The most effective and least expensive way to cover any capital gains tax liability on a family cottage is to purchase a life insurance policy on the owner(s) for the projected amount due in the estate. Purchase a permanent life insurance plan. These plans often offer a competitive rate of return on your investment and the full amount is payable at death entirely tax-free. An additional benefit is that by virtue of the life insurance guarantee, the entire coverage needed is available after the payment of just one monthly premium. If you die, your beneficiaries will have the cash to pay the debt, rather than having to quickly sell the cottage to pay taxes due. Consider taking out a permanent policy on your life (or a joint policy that insures your spouse as well) that will increase in value to meet the tax on the rising capital gain on your cottage property.

What is taxable in my final tax return?

Taxation in your final return.

In the year of death, the deceased’s executor must submit a final tax return (also known as the terminal return) to the Canada Revenue Agency (CRA).

All income that dates from your last tax return to the day of your death must be reported, such as:

• Gains on Capital Property Where your property has increased in value above what you paid for it, that gain needs to be reported. In the year of death, one-half of the combined capital gains or losses from capital properties is a net taxable capital gain or a net capital loss. A net capital gain is taxed in the year of death. A net capital loss can be applied against the taxable capital gains of the three immediately preceding years.

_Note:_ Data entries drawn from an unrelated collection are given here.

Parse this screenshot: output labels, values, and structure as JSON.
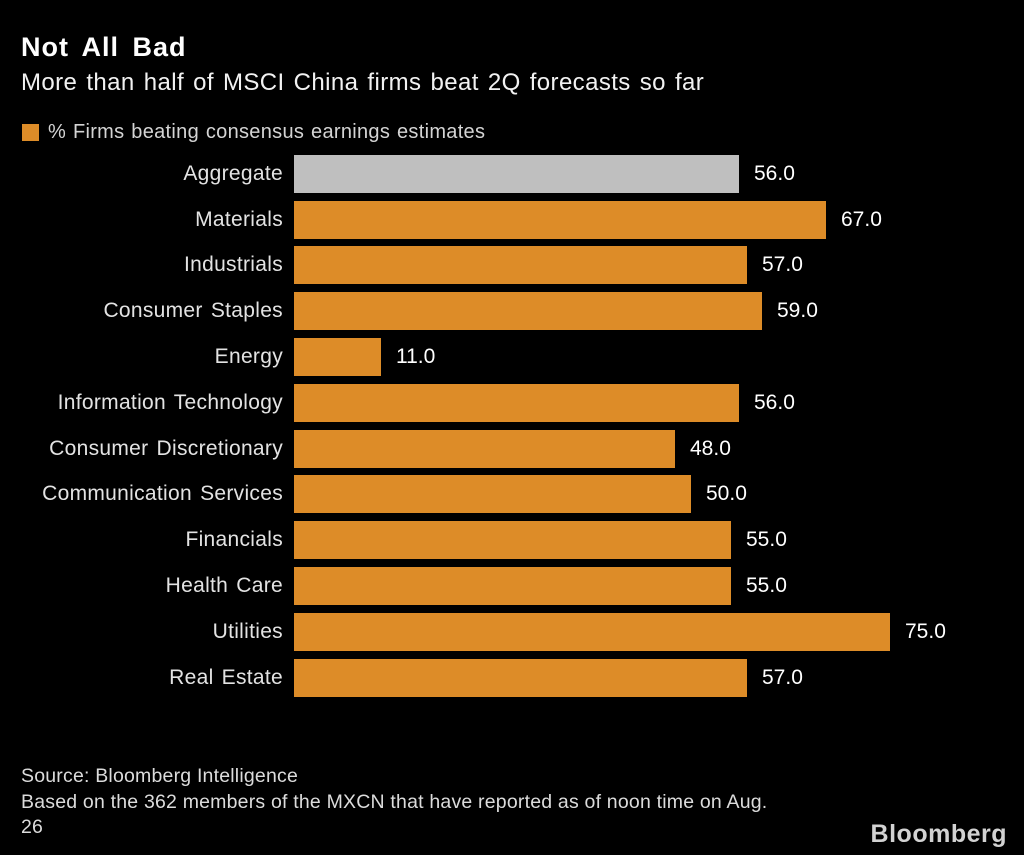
{
  "header": {
    "title": "Not All Bad",
    "subtitle": "More than half of MSCI China firms beat 2Q forecasts so far"
  },
  "legend": {
    "label": "% Firms beating consensus earnings estimates",
    "swatch_color": "#DD8C28"
  },
  "chart_data": {
    "type": "bar",
    "orientation": "horizontal",
    "title": "Not All Bad",
    "subtitle": "More than half of MSCI China firms beat 2Q forecasts so far",
    "series_name": "% Firms beating consensus earnings estimates",
    "unit": "%",
    "categories": [
      "Aggregate",
      "Materials",
      "Industrials",
      "Consumer Staples",
      "Energy",
      "Information Technology",
      "Consumer Discretionary",
      "Communication Services",
      "Financials",
      "Health Care",
      "Utilities",
      "Real Estate"
    ],
    "values": [
      56.0,
      67.0,
      57.0,
      59.0,
      11.0,
      56.0,
      48.0,
      50.0,
      55.0,
      55.0,
      75.0,
      57.0
    ],
    "value_labels": [
      "56.0",
      "67.0",
      "57.0",
      "59.0",
      "11.0",
      "56.0",
      "48.0",
      "50.0",
      "55.0",
      "55.0",
      "75.0",
      "57.0"
    ],
    "bar_colors": {
      "default": "#DD8C28",
      "aggregate": "#BFBFBF"
    },
    "xlim": [
      0,
      92
    ],
    "grid": false,
    "axis_ticks": "none",
    "legend_position": "top-left",
    "value_label_position": "right-of-bar"
  },
  "footer": {
    "source": "Source: Bloomberg Intelligence",
    "note_line1": "Based on the 362 members of the MXCN that have reported as of noon time on Aug.",
    "note_line2": "26",
    "brand": "Bloomberg"
  }
}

The balance of the net capital loss can then be applied to reduce any other income in the year of death and/or the immediately preceding year.

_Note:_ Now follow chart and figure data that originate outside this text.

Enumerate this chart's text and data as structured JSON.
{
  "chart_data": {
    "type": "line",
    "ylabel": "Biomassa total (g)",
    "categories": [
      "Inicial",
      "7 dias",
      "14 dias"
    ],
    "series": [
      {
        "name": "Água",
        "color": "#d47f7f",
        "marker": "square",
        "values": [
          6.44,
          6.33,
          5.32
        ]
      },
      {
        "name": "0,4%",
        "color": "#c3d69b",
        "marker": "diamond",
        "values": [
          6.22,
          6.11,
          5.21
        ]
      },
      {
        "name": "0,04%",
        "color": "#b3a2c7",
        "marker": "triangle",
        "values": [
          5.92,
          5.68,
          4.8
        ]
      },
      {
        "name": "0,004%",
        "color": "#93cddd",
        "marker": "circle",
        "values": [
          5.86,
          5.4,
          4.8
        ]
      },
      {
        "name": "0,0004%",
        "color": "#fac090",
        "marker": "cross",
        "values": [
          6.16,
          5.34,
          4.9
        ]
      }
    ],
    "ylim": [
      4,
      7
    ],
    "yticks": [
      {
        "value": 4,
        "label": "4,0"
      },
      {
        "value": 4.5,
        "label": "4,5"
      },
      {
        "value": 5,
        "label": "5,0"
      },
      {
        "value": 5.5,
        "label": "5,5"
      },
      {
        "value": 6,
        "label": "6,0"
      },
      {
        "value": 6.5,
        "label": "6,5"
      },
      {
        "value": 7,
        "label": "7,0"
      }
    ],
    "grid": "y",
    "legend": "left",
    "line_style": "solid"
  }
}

• RRSPs and RRIFs If you intended to pass all the remaining value in RRSP/RRIF holdings to your heirs, think again. The entire amount left in your RRSP or RRIF will be classified as fully taxable income. If your spouse or common-law partner survives you, the money will be rolled over to him/her and later taxed as it is withdrawn or after his or her death. Contributions made prior to death are deductible in the year of death. An executor can contribute to an RRSP of the surviving spouse within the allowable limits and within 60 days of the calendar year-end, and get a deduction against the income of the deceased in the terminal tax return.

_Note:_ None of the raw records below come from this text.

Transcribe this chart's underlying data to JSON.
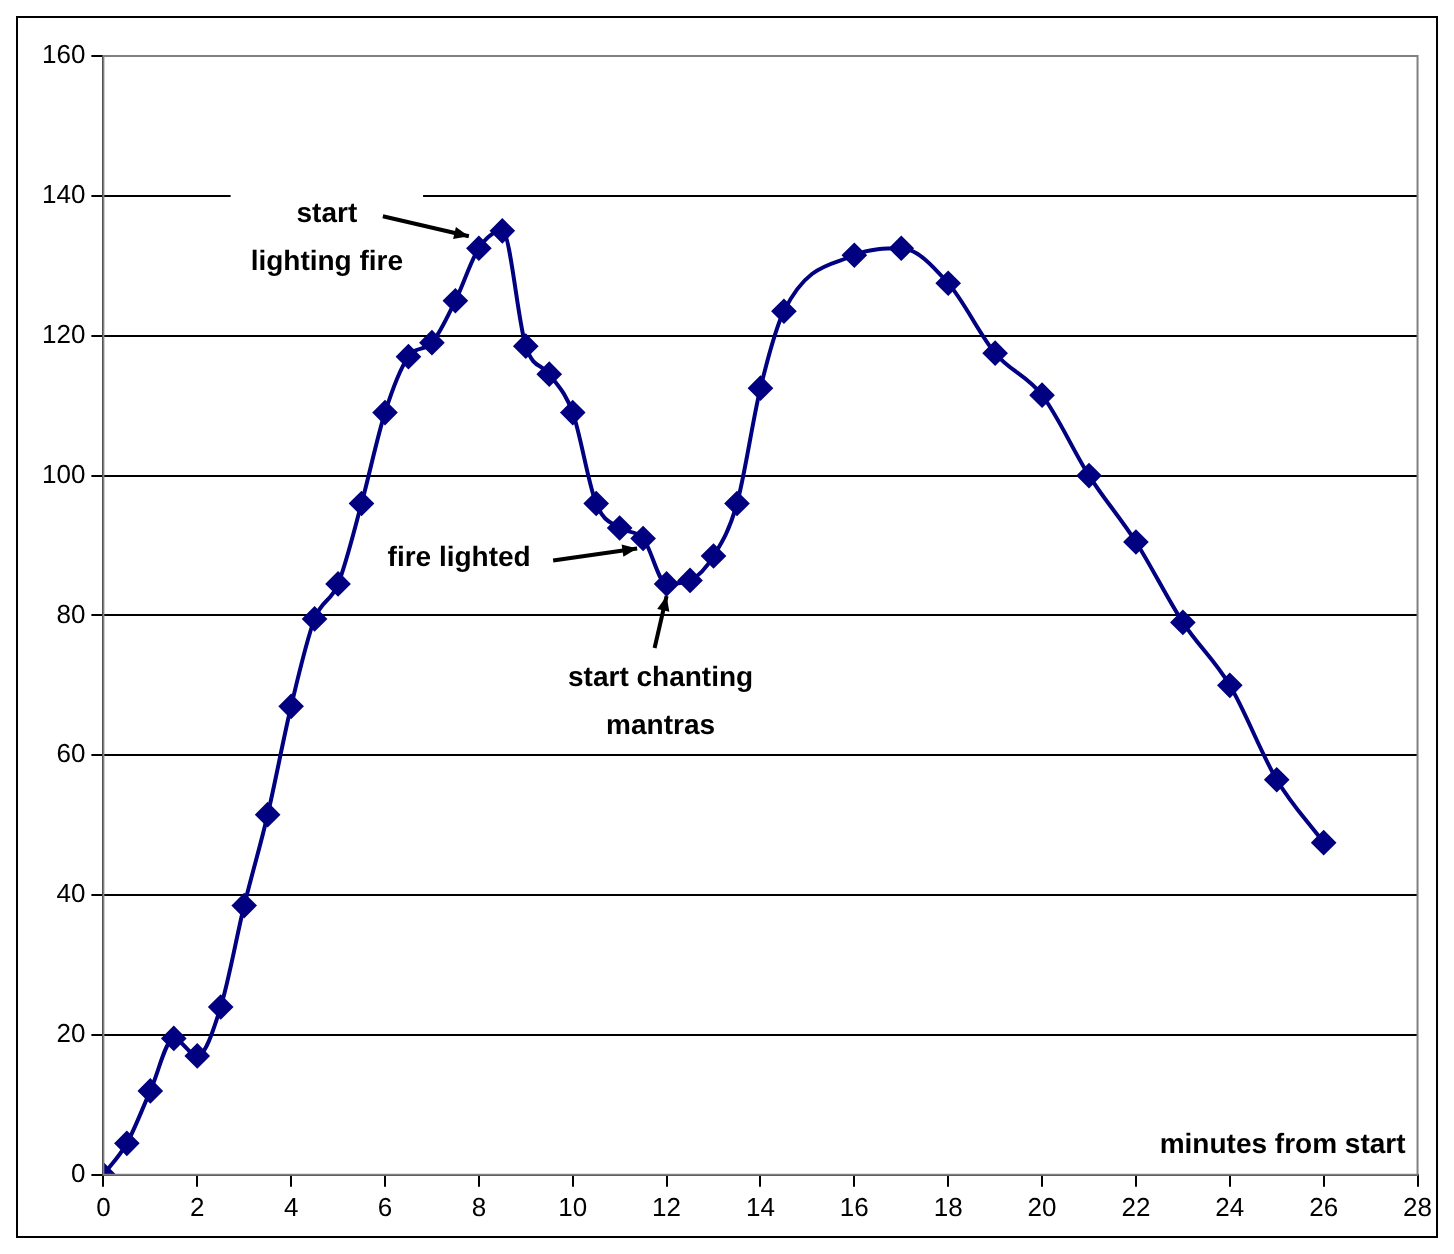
{
  "chart_data": {
    "type": "line",
    "xlabel": "minutes from start",
    "x": [
      0,
      0.5,
      1,
      1.5,
      2,
      2.5,
      3,
      3.5,
      4,
      4.5,
      5,
      5.5,
      6,
      6.5,
      7,
      7.5,
      8,
      8.5,
      9,
      9.5,
      10,
      10.5,
      11,
      11.5,
      12,
      12.5,
      13,
      13.5,
      14,
      14.5,
      16,
      17,
      18,
      19,
      20,
      21,
      22,
      23,
      24,
      25,
      26
    ],
    "series": [
      {
        "color": "#000080",
        "values": [
          0,
          4.5,
          12,
          19.5,
          17,
          24,
          38.5,
          51.5,
          67,
          79.5,
          84.5,
          96,
          109,
          117,
          119,
          125,
          132.5,
          135,
          118.5,
          114.5,
          109,
          96,
          92.5,
          91,
          84.5,
          85,
          88.5,
          96,
          112.5,
          123.5,
          131.5,
          132.5,
          127.5,
          117.5,
          111.5,
          100,
          90.5,
          79,
          70,
          56.5,
          47.5
        ]
      }
    ],
    "xlim": [
      0,
      28
    ],
    "xticks": [
      0,
      2,
      4,
      6,
      8,
      10,
      12,
      14,
      16,
      18,
      20,
      22,
      24,
      26,
      28
    ],
    "ylim": [
      0,
      160
    ],
    "yticks": [
      0,
      20,
      40,
      60,
      80,
      100,
      120,
      140,
      160
    ],
    "grid": "y",
    "legend": false,
    "marker": "diamond",
    "line_style": "solid",
    "annotations": [
      {
        "text": "start\nlighting fire",
        "x": 8,
        "y": 132.5
      },
      {
        "text": "fire lighted",
        "x": 11.5,
        "y": 91
      },
      {
        "text": "start chanting\nmantras",
        "x": 12,
        "y": 84.5
      }
    ]
  }
}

• Registered Pension Plans (RPPs) A death benefit of an RPP is fully taxable as income of the recipient estate or beneficiary, subject to rollovers to plans for the deceased’s spouse, common-law partner, or dependent children under the age of 18.

• Regular Income All taxable income from employment, a business, or investments must be included in the terminal return. This will include any accrued income not received prior to death, such as holiday pay from an employer.

• Investment Income This will include interest on term deposits, interest due on money you have out on loan, interest on bonds, and the taxable portion of annuity income accrued to the date of death.

What tax advantage does life insurance offer to my estate? 

 There are certain life insurance policies offered with interesting tax-planning advantages. Legal tax exempt rights are allowed in our tax legislation in relation to life insurers, which allows the possibility to accomplish the following:

• Premiums over and above the associated costs of insurance, can be invested and accumulate tax-deferred within certain plans.

• Tax-deferral of the investments continues until such time that withdrawals are taken from the policy.

• Tax is avoided on both the face amount of the insurance, plus any ongoing cash accumulation in the policy, when paid out to the beneficiaries on the death of the insured. Thus, tax is permanently avoided.

Note: Talk to your advisor about historic or current legislation that may or may not affect your province.